You will become irrelevant as a company unless you conduct yourselves properly. It’s that simple.  People will vote with their dollars. As we look at tech firms we want to work with, we look at three levels of responsibility. We look at responsible platforms, responsible content and responsible infrastructure. If we see a company that doesn’t seem to give a damn about the content on their platform, that doesn’t seem to police the content and isn’t worried about view-ability, verification, measurability and impact, we’ll move our dollars somewhere else.

And if that’s not enough to convince skeptics of the importance of purpose transformation, Jope had a blunt conclusion to come to:

Behaving in a responsible fashion is a matter of business survival.

My take

Benioff made the point that as a CEO, as in life as a human being, there will be choices that have to be made.

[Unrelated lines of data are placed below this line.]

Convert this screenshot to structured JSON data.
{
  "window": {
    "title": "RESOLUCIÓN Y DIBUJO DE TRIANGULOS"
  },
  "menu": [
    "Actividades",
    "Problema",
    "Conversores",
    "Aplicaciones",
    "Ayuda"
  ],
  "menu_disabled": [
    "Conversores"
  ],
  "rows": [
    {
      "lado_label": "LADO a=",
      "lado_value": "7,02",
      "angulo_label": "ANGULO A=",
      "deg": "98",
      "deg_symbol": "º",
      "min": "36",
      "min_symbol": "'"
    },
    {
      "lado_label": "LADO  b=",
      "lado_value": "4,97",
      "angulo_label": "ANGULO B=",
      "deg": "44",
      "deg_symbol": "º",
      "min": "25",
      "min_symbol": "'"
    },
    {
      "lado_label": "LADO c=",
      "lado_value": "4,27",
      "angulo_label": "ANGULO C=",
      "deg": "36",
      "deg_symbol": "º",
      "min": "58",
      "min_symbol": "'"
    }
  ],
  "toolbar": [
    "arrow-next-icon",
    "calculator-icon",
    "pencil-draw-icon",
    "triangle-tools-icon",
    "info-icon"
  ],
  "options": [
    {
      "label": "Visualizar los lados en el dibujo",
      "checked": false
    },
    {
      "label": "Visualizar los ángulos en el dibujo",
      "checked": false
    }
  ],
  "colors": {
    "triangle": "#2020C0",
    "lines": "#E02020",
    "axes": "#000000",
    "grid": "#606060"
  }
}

He said that when he’s mentoring younger CEOs and entrepreneurs, his first question to them is the same:

You need to ask yourself - what is your highest value? What is the most important thing to you?

There will be those who will cynically roll their eyes at that. The unedifying spectacle last year of a number of high-profile tech billionaires in San Francisco getting into a panic at the thought of having to pay a bit more tax to help alleviate homelessness shows that there’s a long way to go in this debate.

But the history of Unilever - and its successes around diversity and equality - is a timely reminder that this is not just the ‘woke’ posturing that some cheap shots attest. Within the context of the times, the founding management there had the idea of business as a change enabler for societal good from the company’s earliest days.

At diginomica, we’ve devoted a lot of effort to coverage of equality, diversity and values-based issues. That’s not about to change in 2020. This CES discussion was a welcome and thought-provoking start to the year.